Of course she had another side, as we all do. She worried a great deal, mostly about next year’s budget and snide things that were said in the press. And sometimes she would get very quiet and there would be no more smile and she wouldn’t bother with the charm. My favorite example: We were waiting at the elevator to go to a meeting and the council’s PR guy, a notorious doofus who was a state employee she was stuck with, forgot yet another paper and had to run back and get it. Mrs. Hart tapped her heel for a minute or so. Then she turned to me. “It’s usually the press agent who waits for the star,” she said grimly.

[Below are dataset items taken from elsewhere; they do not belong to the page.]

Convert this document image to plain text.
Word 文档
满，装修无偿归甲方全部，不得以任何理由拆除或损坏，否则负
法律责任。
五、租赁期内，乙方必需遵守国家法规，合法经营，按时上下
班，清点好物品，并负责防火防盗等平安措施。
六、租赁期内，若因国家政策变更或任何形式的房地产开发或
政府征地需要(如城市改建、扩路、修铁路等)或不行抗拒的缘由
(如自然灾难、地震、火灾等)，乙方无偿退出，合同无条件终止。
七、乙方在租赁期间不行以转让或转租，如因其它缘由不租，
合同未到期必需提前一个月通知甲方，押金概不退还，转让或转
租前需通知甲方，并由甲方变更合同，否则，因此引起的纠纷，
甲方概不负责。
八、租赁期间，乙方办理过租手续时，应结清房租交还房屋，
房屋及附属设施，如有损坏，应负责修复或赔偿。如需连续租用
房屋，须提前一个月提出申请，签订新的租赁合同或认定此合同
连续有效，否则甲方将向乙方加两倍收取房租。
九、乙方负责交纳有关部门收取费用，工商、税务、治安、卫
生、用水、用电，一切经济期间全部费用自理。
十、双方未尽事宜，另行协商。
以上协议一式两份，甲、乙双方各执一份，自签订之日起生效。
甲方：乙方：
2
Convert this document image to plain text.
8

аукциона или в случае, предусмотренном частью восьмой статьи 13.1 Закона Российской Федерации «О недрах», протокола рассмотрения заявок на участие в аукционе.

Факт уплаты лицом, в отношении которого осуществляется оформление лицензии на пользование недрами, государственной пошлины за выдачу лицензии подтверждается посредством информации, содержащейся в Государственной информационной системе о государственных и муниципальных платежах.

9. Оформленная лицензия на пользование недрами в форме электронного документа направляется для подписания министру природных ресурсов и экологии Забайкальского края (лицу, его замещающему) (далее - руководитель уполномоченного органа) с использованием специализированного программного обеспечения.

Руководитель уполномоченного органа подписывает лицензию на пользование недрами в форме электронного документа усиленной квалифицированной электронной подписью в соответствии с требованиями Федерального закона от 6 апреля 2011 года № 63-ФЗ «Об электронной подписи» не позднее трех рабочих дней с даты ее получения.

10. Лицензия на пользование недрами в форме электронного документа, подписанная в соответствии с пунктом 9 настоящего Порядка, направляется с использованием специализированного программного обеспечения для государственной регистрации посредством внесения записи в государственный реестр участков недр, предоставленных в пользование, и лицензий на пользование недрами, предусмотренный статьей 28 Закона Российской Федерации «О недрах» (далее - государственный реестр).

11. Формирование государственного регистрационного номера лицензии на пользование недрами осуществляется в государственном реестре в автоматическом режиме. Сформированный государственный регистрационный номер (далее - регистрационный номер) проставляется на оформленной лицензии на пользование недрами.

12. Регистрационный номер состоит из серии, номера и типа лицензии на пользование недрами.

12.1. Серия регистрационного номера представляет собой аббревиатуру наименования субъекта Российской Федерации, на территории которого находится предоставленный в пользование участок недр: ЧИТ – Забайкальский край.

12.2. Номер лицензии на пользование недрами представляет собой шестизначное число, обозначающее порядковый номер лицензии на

Mrs. Hart did much of her work at home, so it wasn’t all that unusual to go over there for a meeting. Home was a sprawling apartment on Madison Avenue in the 60s, right on the second floor, overlooking all the buses going by. The walls were a celadon green and the furniture, while beautiful, was the tiniest bit shabby. The first thing Lisa, her secretary, had to do each day was show up at the apartment, and with Mrs. Hart still in bed sipping her café au lait, they would go over the details of her day. Every year at Christmastime she threw a party for the entire council. These events were about as glamorous as you could get, even for New York City. The food was incredible, and you’d be chatting with the likes of Kurt Vonnegut. Or Peter Duchin. Or Dina Merrill. The high point would be when Mrs. Hart would sing. Her set usually included the songs she introduced (Love in Bloom and my favorite, Cocktails for Two, which begins, “In some secluded rendezvous . . .”). And then, just to prove she could, she’d do a killer rendition of Kurt Weill’s My Ship.

My favorite Mrs. Hart moment dates back to 1981. There was a meeting at the council that was canceled at the last moment. But three people showed up anyway: me, Mrs. Hart and Mrs. John D Rockefeller III. We sat there in the conference room and tried to decide what to do next. Then Mrs. Hart got an idea. We would watch the inauguration. Yes, Ronald Reagan was being sworn in as President that day, Jimmy Carter was out, and simultaneously, the hostages in Iran were being released. It was quite a moment in history.

Neither Mrs. Hart nor Mrs. Rockefeller had been invited to the inauguration. They were both big Democrats, powers in the party, in fact. Mrs. Rockefeller’s son was a senator. So the Reagan inauguration was a defeat for them. Of course, this only made it better. Mrs. Rockefeller found a roll of Lifesavers in her purse, and as we passed it around the fur started to fly. “Look at what she’s wearing,” they screamed as the new First Lady appeared. “And those crazy kids. And is that . . . Barbara Bush???”

After I quit working at the council and moved to Sarasota, I saw Mrs. Hart several more times, at the airport of all places. I know this sounds unlikely, but I swear it’s true: She had a boyfriend in Plymouth Harbor. She’d come down and visit him, all through his final illness. We would chat, and when I told her I wanted to send her a book I’d written she professed to be delighted. When neither of us could find a pencil she said, “Just look up my address in the phone book.” Yes, there she was, still listed under “Moss Hart.”